As a fifth-generation entrepreneur, the path to business ownership was an inevitable outcome. “Owning your destiny and creating a better way for your family” are my grandparents’ words that still reverberate. Before co-founding H3C, I owned and operated a profitable consulting firm from 1998 to 2016. During those eighteen years, I assisted private sector companies in successfully navigating workplace challenges. My extensive experience as a business owner, combined with three decades of human capital expertise, positioned me to continue building a thriving, sustainable organization. Together with my business partner, Sheree Knowles, we launched H3C out of the desire to respond to the constantly changing employee landscape and pressing human capital needs of Government entities and private-sector companies. Our desire was to provide a superior level of service with a consortium of human capital experts, just as our name describes. The values that guide me – personally and professionally – are a solid commitment to excellence, integrity, and accountability, as well as the fun that I experience in the work that I do and the impact that I have on the people I encounter. As an avid golfer, I invest in my community by serving on the board of The Women in Golf Foundation. This nonprofit organization serves women’s golf teams within Historically Black Colleges and Universities.

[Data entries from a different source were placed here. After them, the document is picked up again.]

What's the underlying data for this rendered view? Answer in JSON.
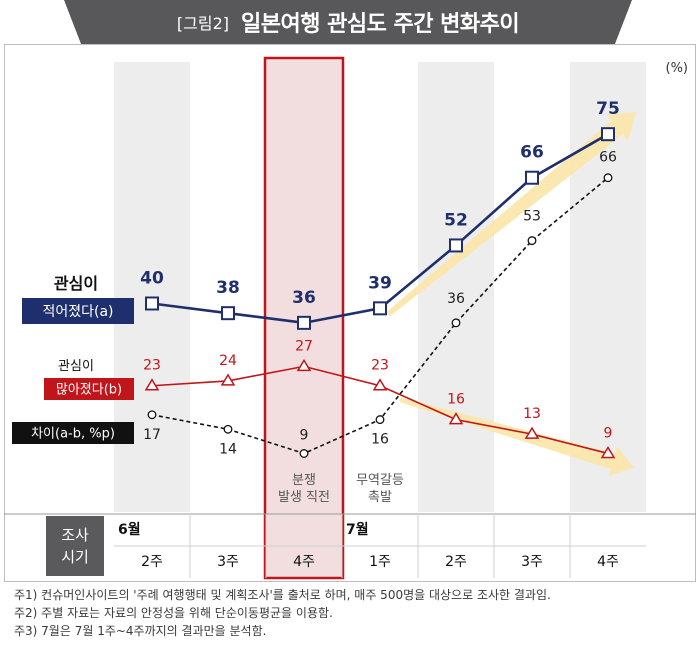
{
  "header": {
    "tag": "[그림2]",
    "title": "일본여행 관심도 주간 변화추이"
  },
  "chart_data": {
    "type": "line",
    "unit_label": "(%)",
    "categories": [
      "6월 2주",
      "6월 3주",
      "6월 4주",
      "7월 1주",
      "7월 2주",
      "7월 3주",
      "7월 4주"
    ],
    "x_labels": [
      "2주",
      "3주",
      "4주",
      "1주",
      "2주",
      "3주",
      "4주"
    ],
    "month_labels": [
      {
        "label": "6월",
        "at_index": 0
      },
      {
        "label": "7월",
        "at_index": 3
      }
    ],
    "period_header": [
      "조사",
      "시기"
    ],
    "ylim": [
      0,
      80
    ],
    "grid": false,
    "highlighted_category_index": 2,
    "series": [
      {
        "key": "decreased",
        "label_lines": [
          "관심이",
          "적어졌다(a)"
        ],
        "values": [
          40,
          38,
          36,
          39,
          52,
          66,
          75
        ],
        "color": "#1f2f6e",
        "marker": "square"
      },
      {
        "key": "increased",
        "label_lines": [
          "관심이",
          "많아졌다(b)"
        ],
        "values": [
          23,
          24,
          27,
          23,
          16,
          13,
          9
        ],
        "color": "#c0161b",
        "marker": "triangle"
      },
      {
        "key": "difference",
        "label_lines": [
          "차이(a-b, %p)"
        ],
        "values": [
          17,
          14,
          9,
          16,
          36,
          53,
          66
        ],
        "color": "#111111",
        "marker": "circle",
        "dashed": true
      }
    ],
    "annotations": [
      {
        "lines": [
          "분쟁",
          "발생 직전"
        ],
        "at_index": 2
      },
      {
        "lines": [
          "무역갈등",
          "촉발"
        ],
        "at_index": 3
      }
    ],
    "colors": {
      "shaded_column": "#ededed",
      "highlight_fill": "#f2dede",
      "highlight_border": "#c0161b",
      "label_box_blue": "#1f2f6e",
      "label_box_red": "#c0161b",
      "label_box_black": "#111111",
      "arrow_fill": "#fbe6a8"
    }
  },
  "notes": [
    "주1) 컨슈머인사이트의 '주례 여행행태 및 계획조사'를 출처로 하며, 매주 500명을 대상으로 조사한 결과임.",
    "주2) 주별 자료는 자료의 안정성을 위해 단순이동평균을 이용함.",
    "주3) 7월은 7월 1주~4주까지의 결과만을 분석함."
  ]
}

One of the many things that sets H3C apart from the competition is our unique capability to leverage our proprietary tools and relevant best practices to develop creative solutions that transform our client’s workplaces and exceed their expectations. We approach every human capital engagement with the client’s desired outcomes in mind. Our unique structure and project management capabilities allow us to quickly scale small- and large-scale projects. We leverage our proprietary systems to deliver outstanding solutions while becoming one of the best places to work for our team. I am most proud when I see the looks of relief on our client’s after assisting them to resolve challenges. They have said ” You have a unique capability of making seemingly complex human capital challenges easy to resolve.”
We often hear about learning lessons – but just as important is unlearning lessons. Have you ever had to unlearn a lesson?
It was understanding the difference between working “on” the business versus “in” the business and putting that understanding to practice. Twelve years of constant flow of clients came at a cost. I was so busy working “in” business, being directly involved in the day-to-day operations and tasks required to run the business and client-facing deliverables. Working in the company became challenging, and I struggled to find time for strategic planning, growth, and long-term vision. Which leads to overwhelm and a bit of burnout. Although some of that is critical in the beginning and for scaling, there has to be a shift to become more strategic, vision-focused and work more “on” the business versus “in” the business, if the business is to have longevity and growth
We’d love to hear about how you met your business partner.
Not too long after the valuable lesson of working “on” versus “in” business occurred, a mutual friend of my current business partner and I reconnected. We began having conversations regarding government contracting. And she mentioned that other human capital consultants might be interested in forming a collaboration and teaming partnership to pull our collective human capital expertise together and bid on government opportunities. Our mutual friend introduced me to three other individuals, and we all decided to form a company that would provide the human resources services that we all currently offer to private sector businesses to government entities. Only two people remained after further inquiry and learning all that was required and necessary to become government contractors and do business with the government without even receiving the first contract. Seven years later, those two people remain, me and my current business partner Sheree Knowles.